R. edeesii H.E.Weber & Bull

Wijde haagbraam

Rubus edeesii H.E.Weber & Bull

Watsonia 20: 345 (1995).
Holotype: MANCH, Weber 94.812.4, Germany, Westphalia: Margin of wood on the road S.W. of the airfield S. Of Telgte, 'Im Berdell', 12.8.1994.

Vrij brede diep, scherp en onregelmatig gezaagde topblaadjes; bloeiwijze breed en los, met verspreide lange stekels.

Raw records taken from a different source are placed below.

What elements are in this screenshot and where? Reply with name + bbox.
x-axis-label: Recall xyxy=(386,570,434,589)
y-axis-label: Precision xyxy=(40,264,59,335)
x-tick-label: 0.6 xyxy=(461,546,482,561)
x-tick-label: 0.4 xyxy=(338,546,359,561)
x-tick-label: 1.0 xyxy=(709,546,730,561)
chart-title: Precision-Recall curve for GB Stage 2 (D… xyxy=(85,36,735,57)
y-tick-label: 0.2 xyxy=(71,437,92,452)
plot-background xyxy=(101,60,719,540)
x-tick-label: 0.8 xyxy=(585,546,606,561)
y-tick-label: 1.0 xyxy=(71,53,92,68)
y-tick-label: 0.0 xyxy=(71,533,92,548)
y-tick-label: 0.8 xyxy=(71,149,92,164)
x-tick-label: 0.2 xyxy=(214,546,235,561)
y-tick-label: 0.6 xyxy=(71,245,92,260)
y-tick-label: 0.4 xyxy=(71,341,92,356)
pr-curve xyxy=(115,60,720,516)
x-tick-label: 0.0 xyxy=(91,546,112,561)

Bladloot boogvormig, 7-8 mm dik, scherpkantig met vlakke zijden, in de zon egaal bruin, zwak behaard. Stekels 4-12 per internodium, met 4-8 mm brede voet, snel versmald, sterk afgeplat, afstaand tot teruggericht, 7-9 mm lang, soms twee op één voet en soms een kleine kegelstekel tussen de grote ste­kels. Steunblaadjes lancetvormig, tot 20 mm lang, meestal hoog ingeplant, zwak behaard, onbeklierd of met vrijwel zittende tere klieren. Bladsteel 7-8 cm lang, los behaard, met 6-13 kromme stekels met brede voet. Bladeren 5-tallig of soms door deling van het topblaadje 6-7-tallig, aan de bovenzijde zwak behaard, aan de onderzij­de groen, zwak maar voelbaar behaard. Bladrand diep, onregelmatig periodisch gezaagd met driehoekige spitse rechte tanden. Topblaadje 84-88 mm lang, met uitgerande voet, breed eirond of elliptisch, vrij plotseling toegespitst, soms gelobd of samengesteld; breedte 75-81% van de lengte. Lengte van het steeltje 33-46% van de lengte van het blaadje. Onderste zijblaadjes 2-3 mm lang gesteeld.
Bloeitak stompkantig, los behaard. Stekels 6-8 per internodi­um, geel, uit 4-5 mm brede voet snel versmald, teruggericht, gebogen of soms gekromd, 6-7 mm lang. Bloeiwijze breed, min of meer afge­rond, vrij dicht grijs behaard, met vrij talrijke lange, onregelmatig verdeelde stekels, alleen aan de voet bebladerd. Ook de bovenste bladeren aan de onderzij­de groen, kort be­haard. Zijtakken afstaand tot opstijgend, de langste 8-10-bloemig, de onderste iets boven het midden gedeeld, de hogere steeds eerder, vaak gebundeld. Schut­blaadjes in dezelfde bloeiwijze soms klierloos, soms met vrij talrijke gesteelde klieren. Bloemsteeltjes 8-30 mm lang, grijsviltig en los behaard, met 1-7 stekels en soms een enkele vrijwel zittende klier. Kelkslippen teruggeslagen tot afstaand, grijsviltig en behaard, met 1-3 stekels. Kroonbladen (vrijwel) wit, omgekeerd eirond, 10-15 mm lang. Meeldraden langer dan de groene stijlen. Helmhokken en vruchtbeginsels kaal. Vruchtbodem met enkele haren. Bloeitijd: eind juni, juli.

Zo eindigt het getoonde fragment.